A LINGUAGEM ORAL E A LINGUAGEM ESCRITA
Alguns aparentes especialistas em português mostram-se indignados sempre que se deparam com alguma “heresia” da fala. Para eles, a linguagem falada, por estranho paradoxo, deve ser a representação da linguagem escrita, que a antecedeu historicamente. Muitos não admitem, tachando de “galicismo”, a tendência de topicalização na fala em nossos dias, ou seja, o costume bastante arraigado de colocar o objeto direto da oração no começo da frase, como para ressaltá-lo, ocasionando, com isso, a chamada figura de anacoluto (ex.: os sapatos, coloquei debaixo da cama. A Fulana, eu sempre vejo na escola.). Entende-se que o falante coloca em evidência o assunto que está enfocando, evitando que este seja afetado pelos “ruídos” que interferem num diálogo.

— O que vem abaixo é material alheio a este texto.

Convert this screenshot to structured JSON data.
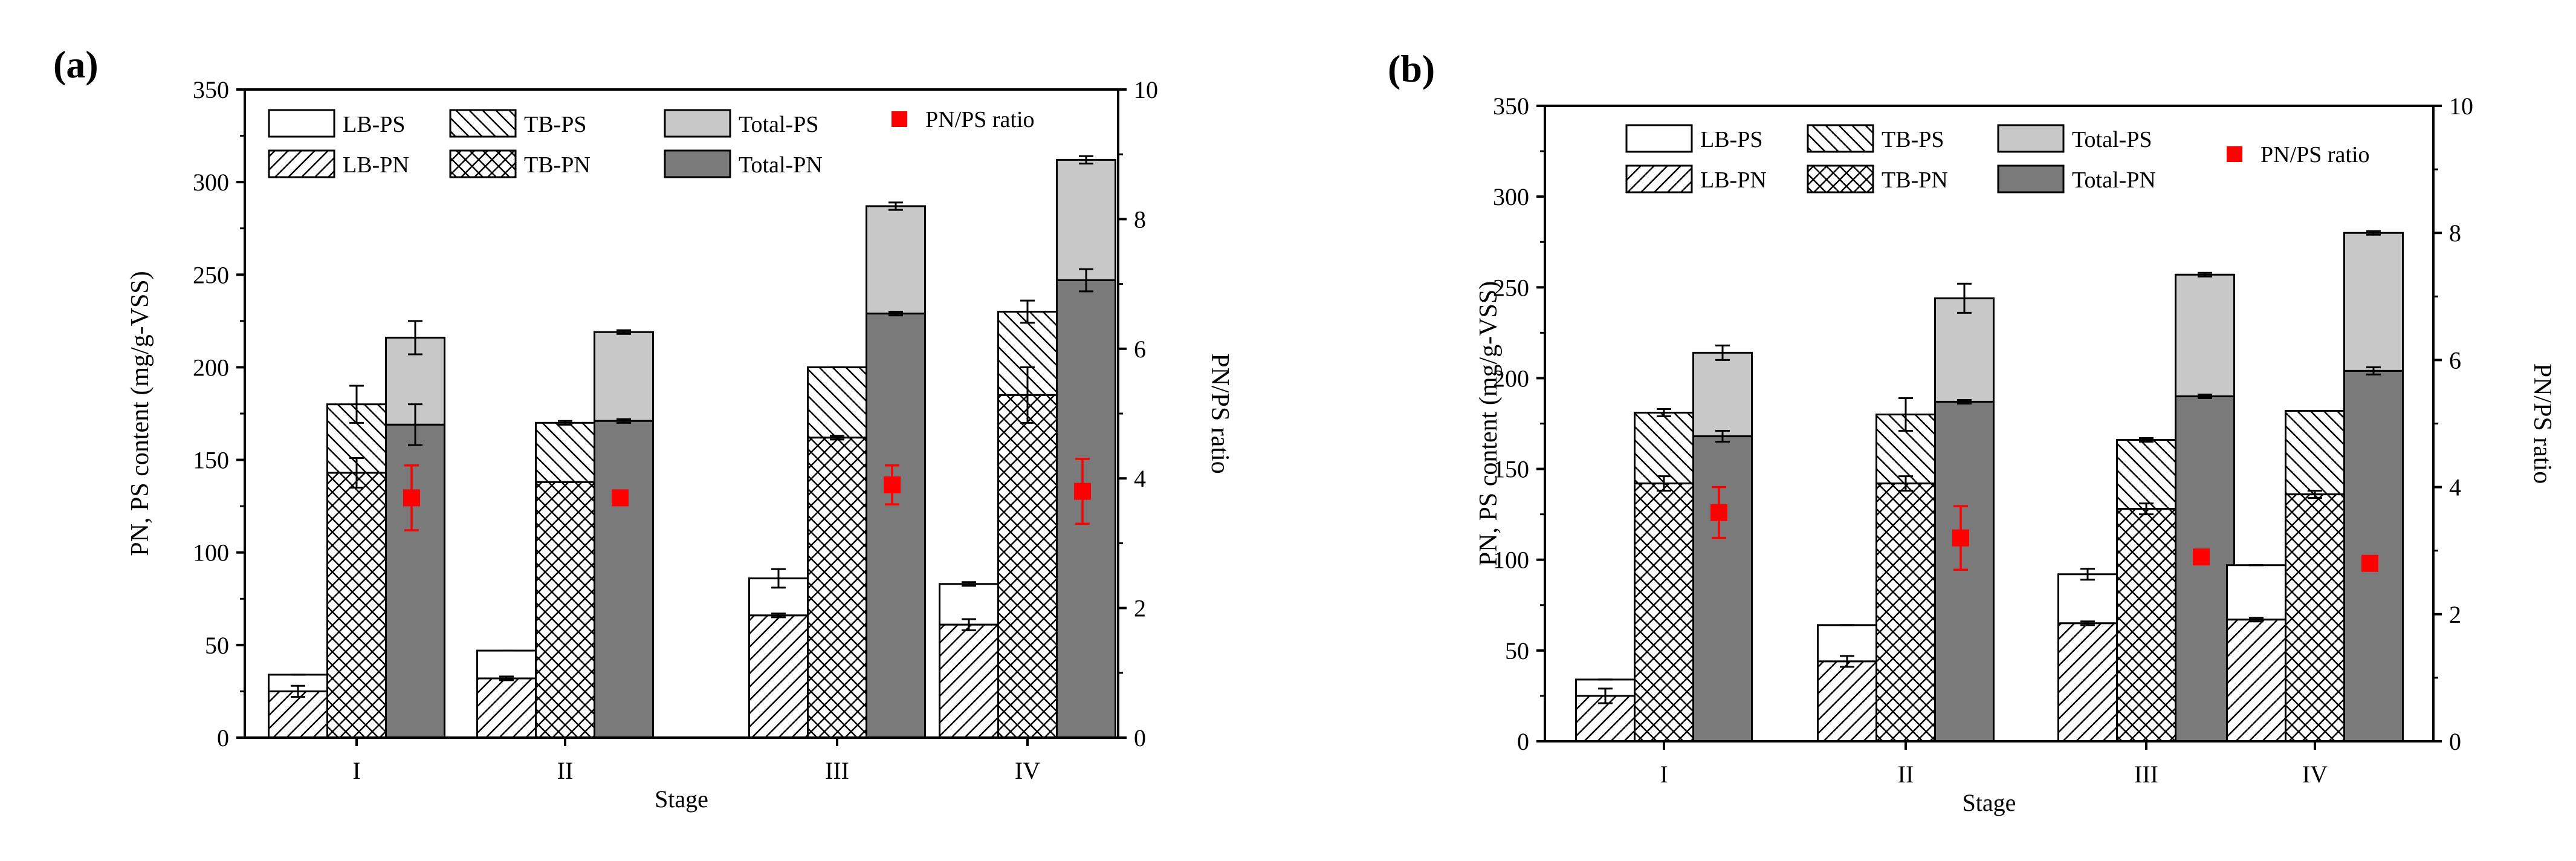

Na realidade, nem a escrita é a transposição da fala, nem essa é a transposição da escrita, como pretendem alguns beletristas. Trata-se de duas linguagens diferentes, como suas características próprias, a começar pelo material com que trabalham, sua substância. Enquanto a fala se utiliza de sons vocais, a escrita opera com sinais gráficos. A fala é um meio imediato de comunicação, influenciada pelas emoções do falante; a escrita é mais distante e racional, cedendo espaço ao raciocínio e ao planejamento. A fala conta com um inteiro arsenal de substitutos para auxiliar na construção do discurso: gestos, expressões, silêncios, bem como se beneficia do espaço e do contexto em que estão inseridas as pessoas.

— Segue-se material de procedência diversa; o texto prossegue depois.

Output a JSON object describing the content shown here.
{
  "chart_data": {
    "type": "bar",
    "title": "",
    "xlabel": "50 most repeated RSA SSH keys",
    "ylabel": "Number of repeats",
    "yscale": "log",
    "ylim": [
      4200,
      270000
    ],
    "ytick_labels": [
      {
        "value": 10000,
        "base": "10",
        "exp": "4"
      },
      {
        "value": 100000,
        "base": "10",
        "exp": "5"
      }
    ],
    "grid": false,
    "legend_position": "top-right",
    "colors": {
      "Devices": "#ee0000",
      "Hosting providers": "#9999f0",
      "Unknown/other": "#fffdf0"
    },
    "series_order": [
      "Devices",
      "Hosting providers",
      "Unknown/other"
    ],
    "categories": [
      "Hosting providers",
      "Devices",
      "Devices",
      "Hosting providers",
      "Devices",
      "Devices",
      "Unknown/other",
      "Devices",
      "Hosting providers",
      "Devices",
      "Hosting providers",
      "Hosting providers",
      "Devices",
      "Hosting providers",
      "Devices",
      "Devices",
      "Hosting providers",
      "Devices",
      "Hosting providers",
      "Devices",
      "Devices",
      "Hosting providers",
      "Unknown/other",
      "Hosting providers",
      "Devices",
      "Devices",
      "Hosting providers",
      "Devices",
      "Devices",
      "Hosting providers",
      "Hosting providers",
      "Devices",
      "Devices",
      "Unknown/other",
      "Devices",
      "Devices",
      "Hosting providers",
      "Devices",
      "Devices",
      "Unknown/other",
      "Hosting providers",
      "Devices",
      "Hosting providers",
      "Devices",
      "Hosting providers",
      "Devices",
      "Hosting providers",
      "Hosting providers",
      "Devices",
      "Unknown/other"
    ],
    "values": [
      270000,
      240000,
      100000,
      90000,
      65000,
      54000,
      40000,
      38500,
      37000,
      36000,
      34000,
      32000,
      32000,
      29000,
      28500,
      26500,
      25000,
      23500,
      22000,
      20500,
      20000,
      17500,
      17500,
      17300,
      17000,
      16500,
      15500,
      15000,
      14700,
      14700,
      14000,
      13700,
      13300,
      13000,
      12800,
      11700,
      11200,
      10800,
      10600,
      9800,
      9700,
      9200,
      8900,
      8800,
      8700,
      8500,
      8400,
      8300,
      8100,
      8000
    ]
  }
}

A escrita, ao contrário, necessita valer-se de seus próprios recursos para suprir todos esses aspectos. E nesse fato reside uma das maiores dificuldades dos redatores inexperientes, que não conseguem transportar para o texto as situações que estão presentes no discurso oral.

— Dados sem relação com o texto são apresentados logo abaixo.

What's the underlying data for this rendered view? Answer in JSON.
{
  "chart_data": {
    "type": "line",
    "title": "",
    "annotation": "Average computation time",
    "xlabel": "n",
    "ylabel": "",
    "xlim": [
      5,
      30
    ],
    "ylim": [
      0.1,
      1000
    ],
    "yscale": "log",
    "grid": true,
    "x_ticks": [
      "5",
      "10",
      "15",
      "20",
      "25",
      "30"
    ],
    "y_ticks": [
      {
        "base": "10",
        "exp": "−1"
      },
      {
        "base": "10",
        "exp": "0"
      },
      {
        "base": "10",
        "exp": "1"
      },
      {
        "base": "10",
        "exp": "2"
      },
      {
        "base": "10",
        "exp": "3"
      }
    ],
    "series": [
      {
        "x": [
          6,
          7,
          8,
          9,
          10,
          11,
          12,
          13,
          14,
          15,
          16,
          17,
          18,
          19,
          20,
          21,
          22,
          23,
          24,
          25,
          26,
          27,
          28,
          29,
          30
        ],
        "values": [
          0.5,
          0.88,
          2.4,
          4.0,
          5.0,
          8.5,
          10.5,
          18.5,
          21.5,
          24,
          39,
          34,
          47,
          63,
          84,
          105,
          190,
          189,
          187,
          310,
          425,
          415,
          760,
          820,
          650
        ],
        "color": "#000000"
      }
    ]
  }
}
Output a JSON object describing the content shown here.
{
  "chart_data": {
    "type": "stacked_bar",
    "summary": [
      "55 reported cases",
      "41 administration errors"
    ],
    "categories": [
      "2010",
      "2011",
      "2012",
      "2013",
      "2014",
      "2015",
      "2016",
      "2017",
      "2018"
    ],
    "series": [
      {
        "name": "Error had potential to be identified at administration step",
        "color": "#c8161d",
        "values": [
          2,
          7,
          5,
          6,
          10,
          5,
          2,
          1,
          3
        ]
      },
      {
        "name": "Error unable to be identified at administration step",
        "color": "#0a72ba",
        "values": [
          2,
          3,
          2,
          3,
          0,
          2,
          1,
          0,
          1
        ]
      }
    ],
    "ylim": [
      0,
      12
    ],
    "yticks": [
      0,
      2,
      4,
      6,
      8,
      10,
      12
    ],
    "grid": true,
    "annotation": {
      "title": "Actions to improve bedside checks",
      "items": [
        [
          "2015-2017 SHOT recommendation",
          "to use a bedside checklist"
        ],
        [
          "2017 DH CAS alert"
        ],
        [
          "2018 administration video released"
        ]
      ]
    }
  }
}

Por esses aspectos, e pelo fato de não ser diluída logo após sua emissão, como acontece com a fala – que permanece por pouco tempo na memória do receptor – é natural que a escrita se torne mais policiada, mais controlada socialmente, e mesmo que a evolução de suas formas seja processada de modo muito lento, para garantir a interação entre o emissor e o receptor no espaço histórico. Daí que, enquanto uma se transforma dinamicamente, a outra permanece com formas “clássicas”, não podendo, portanto, tornarem-se as duas modelo uma da outra.